The money and currency of that period was all in coins and, that too, only of gold and silver. There were no copper coins and certainly no paper notes. Even the pennies were either of silver or gold. The worth of a coin was same as the value of the constituent metals.
The basic denominations of the coins were pounds, shillings and pence. According to the then system, twelve pence used to make one shilling, and, twenty shillings used to make a pound. These were constant values, and, never varied relatively to one another.
Sovereigns, Nobles, Angels, Festoons, Royals and crown were the name of the values that fluctuated due to the time-to-time minting and depended on their weight and purity.
A gold coin worth one pound was sovereign. Interestingly, there was no coin called 'pound' until 1538, though that was the basic monetary unit. An angel was the gold coin worth ten shillings. The crown was made in both gold and silver, and, it was worth five shillings. Royal is now spelled as 'rial' or 'ryal'.
Gold has always been more valuable than silver and people at that time considered monetary equivalent of gold in comparison to silver more precious. The difference in the value of same denomination of gold and silver coins was so much so that the gold coins were hoarded and silver coins were circulated in the market. Thus, a seller accepted a lower price if the payment was made in gold.
The "Money of Account" was related with book keeping. This term was related with the accountancy in those days. Until 1583, pound was a money of account.

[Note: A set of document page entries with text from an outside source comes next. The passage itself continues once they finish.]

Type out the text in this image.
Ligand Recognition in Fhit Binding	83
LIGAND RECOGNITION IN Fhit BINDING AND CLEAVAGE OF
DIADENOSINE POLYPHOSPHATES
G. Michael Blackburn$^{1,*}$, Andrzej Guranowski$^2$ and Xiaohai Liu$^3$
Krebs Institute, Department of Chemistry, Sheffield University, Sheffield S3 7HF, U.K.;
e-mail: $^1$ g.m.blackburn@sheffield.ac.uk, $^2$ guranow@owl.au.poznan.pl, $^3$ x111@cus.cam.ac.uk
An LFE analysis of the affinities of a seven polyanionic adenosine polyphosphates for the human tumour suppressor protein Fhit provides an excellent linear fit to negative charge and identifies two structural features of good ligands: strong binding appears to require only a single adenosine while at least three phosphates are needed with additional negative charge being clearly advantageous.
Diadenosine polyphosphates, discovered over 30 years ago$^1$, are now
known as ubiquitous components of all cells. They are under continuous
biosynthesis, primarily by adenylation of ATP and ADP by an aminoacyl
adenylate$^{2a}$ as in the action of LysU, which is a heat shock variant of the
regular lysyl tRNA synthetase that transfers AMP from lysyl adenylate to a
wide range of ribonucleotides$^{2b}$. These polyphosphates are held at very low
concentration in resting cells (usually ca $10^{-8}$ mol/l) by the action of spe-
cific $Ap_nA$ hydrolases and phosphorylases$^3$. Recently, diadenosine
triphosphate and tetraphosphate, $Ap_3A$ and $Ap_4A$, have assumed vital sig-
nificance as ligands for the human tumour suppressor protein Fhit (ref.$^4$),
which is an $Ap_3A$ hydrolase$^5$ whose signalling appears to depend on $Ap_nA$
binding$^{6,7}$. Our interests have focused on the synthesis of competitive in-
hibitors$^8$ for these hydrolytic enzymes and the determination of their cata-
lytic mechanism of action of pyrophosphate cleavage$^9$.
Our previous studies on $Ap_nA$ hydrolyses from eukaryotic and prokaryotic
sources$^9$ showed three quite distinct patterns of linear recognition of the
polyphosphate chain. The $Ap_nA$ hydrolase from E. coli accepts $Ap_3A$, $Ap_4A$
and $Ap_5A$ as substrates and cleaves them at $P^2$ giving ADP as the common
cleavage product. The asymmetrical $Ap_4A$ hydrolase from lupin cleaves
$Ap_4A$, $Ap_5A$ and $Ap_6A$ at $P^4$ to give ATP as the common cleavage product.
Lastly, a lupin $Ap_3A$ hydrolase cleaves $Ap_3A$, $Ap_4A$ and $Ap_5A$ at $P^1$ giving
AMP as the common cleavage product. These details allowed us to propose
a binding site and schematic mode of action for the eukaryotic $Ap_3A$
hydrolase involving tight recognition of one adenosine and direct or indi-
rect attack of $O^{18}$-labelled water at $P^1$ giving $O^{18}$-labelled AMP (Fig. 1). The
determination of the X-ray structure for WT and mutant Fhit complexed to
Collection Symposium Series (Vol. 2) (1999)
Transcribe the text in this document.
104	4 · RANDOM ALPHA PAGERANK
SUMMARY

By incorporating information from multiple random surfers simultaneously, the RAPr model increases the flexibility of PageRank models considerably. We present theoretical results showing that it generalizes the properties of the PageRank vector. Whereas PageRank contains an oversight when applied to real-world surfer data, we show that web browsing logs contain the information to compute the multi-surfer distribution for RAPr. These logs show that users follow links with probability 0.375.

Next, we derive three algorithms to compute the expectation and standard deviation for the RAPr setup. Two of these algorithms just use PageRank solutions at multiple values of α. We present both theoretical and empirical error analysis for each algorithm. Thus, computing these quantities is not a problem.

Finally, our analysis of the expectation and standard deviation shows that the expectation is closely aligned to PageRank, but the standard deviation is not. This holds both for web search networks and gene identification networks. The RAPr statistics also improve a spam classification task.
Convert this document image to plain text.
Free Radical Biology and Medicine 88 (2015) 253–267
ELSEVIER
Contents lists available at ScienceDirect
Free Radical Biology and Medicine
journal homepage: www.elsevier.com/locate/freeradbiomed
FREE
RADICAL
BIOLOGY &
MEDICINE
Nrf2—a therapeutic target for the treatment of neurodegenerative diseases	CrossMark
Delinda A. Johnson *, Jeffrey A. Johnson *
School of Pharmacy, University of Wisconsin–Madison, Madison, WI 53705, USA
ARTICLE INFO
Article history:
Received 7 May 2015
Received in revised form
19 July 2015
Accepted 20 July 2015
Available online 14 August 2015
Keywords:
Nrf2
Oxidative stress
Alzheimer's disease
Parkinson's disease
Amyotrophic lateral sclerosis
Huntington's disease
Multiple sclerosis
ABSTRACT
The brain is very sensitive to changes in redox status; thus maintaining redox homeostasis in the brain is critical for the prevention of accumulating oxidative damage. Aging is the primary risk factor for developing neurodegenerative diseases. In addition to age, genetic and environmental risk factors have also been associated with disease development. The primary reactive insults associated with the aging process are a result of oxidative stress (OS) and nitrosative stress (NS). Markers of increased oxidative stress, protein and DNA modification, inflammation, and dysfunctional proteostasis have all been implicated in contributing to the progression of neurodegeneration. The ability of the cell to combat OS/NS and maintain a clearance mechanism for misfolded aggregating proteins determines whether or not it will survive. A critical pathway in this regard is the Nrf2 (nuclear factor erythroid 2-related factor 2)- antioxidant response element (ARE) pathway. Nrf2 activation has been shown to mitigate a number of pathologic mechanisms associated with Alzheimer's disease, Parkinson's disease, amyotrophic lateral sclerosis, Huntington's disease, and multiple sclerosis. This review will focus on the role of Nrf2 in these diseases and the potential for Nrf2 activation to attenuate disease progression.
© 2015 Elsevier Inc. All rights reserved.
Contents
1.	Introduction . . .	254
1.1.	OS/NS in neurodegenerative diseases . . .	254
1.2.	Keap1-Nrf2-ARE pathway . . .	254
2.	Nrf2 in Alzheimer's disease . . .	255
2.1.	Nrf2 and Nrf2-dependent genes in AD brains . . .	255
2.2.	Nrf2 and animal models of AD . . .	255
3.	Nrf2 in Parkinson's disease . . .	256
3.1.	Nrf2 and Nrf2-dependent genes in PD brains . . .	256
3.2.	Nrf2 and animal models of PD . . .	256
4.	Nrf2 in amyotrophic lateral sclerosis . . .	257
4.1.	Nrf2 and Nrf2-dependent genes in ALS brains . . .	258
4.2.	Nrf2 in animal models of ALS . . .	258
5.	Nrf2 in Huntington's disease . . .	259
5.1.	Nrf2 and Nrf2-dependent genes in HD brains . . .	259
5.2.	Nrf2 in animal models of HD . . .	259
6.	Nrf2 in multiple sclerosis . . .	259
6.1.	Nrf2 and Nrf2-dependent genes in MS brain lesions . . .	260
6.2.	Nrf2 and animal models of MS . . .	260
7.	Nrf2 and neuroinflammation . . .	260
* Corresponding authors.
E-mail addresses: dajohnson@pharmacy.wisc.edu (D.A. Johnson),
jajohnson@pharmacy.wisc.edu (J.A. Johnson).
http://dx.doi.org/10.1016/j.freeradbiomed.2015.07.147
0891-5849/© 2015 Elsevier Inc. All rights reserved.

The weight of the silver or gold present in the coin determined the value of that coin. Gold and silver were always alloyed with other metals to make coins. Fineness was the term used to determine the amount of gold or silver present in the alloy used to make the coin.
Wages/incomes of people in those days were similar to the mechanism present in today's scenario as it was purely dependent on the job.
A lot of things could be brought in lesser money in those days; those golden days of the history of England. The names of the values of the coins suggest the richness and royal life in England. Over and above all, England was already a well-off country compared to other nations of Europe. And, currency in the form of gold and silver coins strengthens the very same fact.